What to do when the patients we see, for many reasons (e.g. addictions, developmental delay etc.) can not benefit from the therapeutic relationship?
I have known that therapy is for those who want to change and those who can change.  Benefit from therapy IS NOT related to the degree of suffering/dysfunction experienced and expressed by a patient/client.  I have known these things, but have found them unenforceable because patients' suffering is a constant, unimaginably strong force.  And it beats up against the barriers each individual clinician puts up to safeguard her own mental health and resources.  In the Canadian mental health care system, for the sake of accessibility, no one will do this for you.

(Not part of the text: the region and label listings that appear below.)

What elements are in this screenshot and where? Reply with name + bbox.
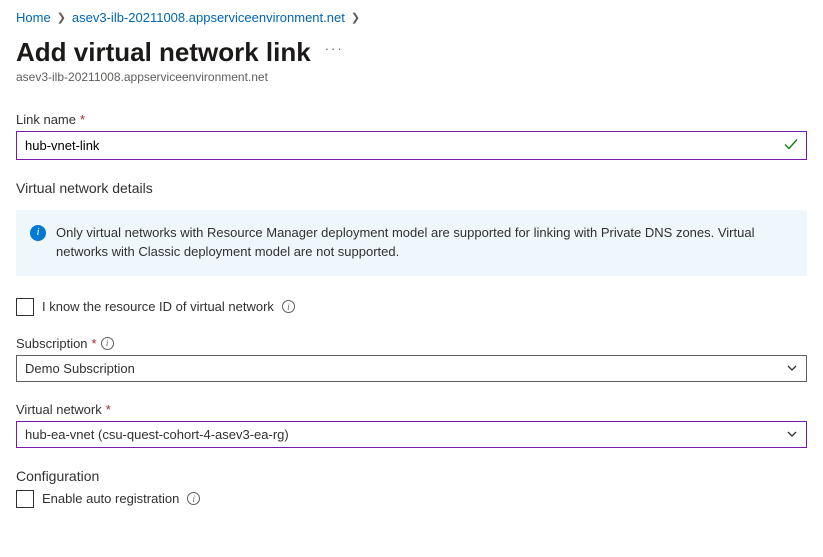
chevron-right-icon: ❯: [351, 11, 360, 24]
subscription-label: Subscription * i: [16, 336, 807, 351]
required-indicator: *: [80, 112, 85, 127]
configuration-heading: Configuration: [16, 468, 807, 484]
required-indicator: *: [106, 402, 111, 417]
breadcrumb: Home ❯ asev3-ilb-20211008.appserviceenvi…: [16, 10, 807, 25]
info-icon[interactable]: i: [282, 300, 295, 313]
link-name-input[interactable]: [16, 131, 807, 160]
page-subtitle: asev3-ilb-20211008.appserviceenvironment…: [16, 70, 807, 84]
info-icon[interactable]: i: [101, 337, 114, 350]
vnet-select[interactable]: hub-ea-vnet (csu-quest-cohort-4-asev3-ea…: [16, 421, 807, 448]
validation-check-icon: [783, 136, 799, 155]
resource-id-checkbox[interactable]: [16, 298, 34, 316]
link-name-label: Link name *: [16, 112, 807, 127]
required-indicator: *: [92, 336, 97, 351]
auto-registration-label: Enable auto registration: [42, 491, 179, 506]
chevron-down-icon: [786, 362, 798, 374]
vnet-details-heading: Virtual network details: [16, 180, 807, 196]
resource-id-checkbox-label: I know the resource ID of virtual networ…: [42, 299, 274, 314]
info-icon[interactable]: i: [187, 492, 200, 505]
subscription-select[interactable]: Demo Subscription: [16, 355, 807, 382]
vnet-select-value: hub-ea-vnet (csu-quest-cohort-4-asev3-ea…: [25, 427, 289, 442]
page-title: Add virtual network link: [16, 37, 311, 68]
info-banner: i Only virtual networks with Resource Ma…: [16, 210, 807, 276]
breadcrumb-parent[interactable]: asev3-ilb-20211008.appserviceenvironment…: [72, 10, 345, 25]
info-banner-text: Only virtual networks with Resource Mana…: [56, 224, 791, 262]
auto-registration-checkbox[interactable]: [16, 490, 34, 508]
chevron-right-icon: ❯: [57, 11, 66, 24]
more-actions-button[interactable]: ···: [325, 41, 344, 60]
vnet-label: Virtual network *: [16, 402, 807, 417]
breadcrumb-home[interactable]: Home: [16, 10, 51, 25]
info-icon: i: [30, 225, 46, 241]
chevron-down-icon: [786, 428, 798, 440]
subscription-select-value: Demo Subscription: [25, 361, 135, 376]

I have been burnt out or on the verge of burn out many times, and I am constantly redefining my own boundaries of who I can take on and what I can offer.  I will be honest that there are times this job is not rewarding to me, where what I can and want to offer, that what I am trained to offer is not what people want or need.  I will be honest with how this depletes me.  It is like being a finely trained back surgeon, when patients only want or need an undetermined number of backrubs.  Why is this so?  Because in the Canadian system, a finely trained back surgeon is "free" (i.e. publicly funded) and people giving backrubs are not, charging anywhere between $50-$200/hour.

This essay has been a work in progress for many years and this version has been the most coherent of all my previous attempts, which is why I am posting this today.  It has been what my mind has been working through for quite some time, but the thoughts here may change.  I believed I knew this profession when I entered into it 8 years ago, and boy, was I wrong about that.  Who is to know what I have wrong now that will come to light over the years.  I am clearly a work in progress as a psychiatrist and therapist.  I know better than to shy away from this fact.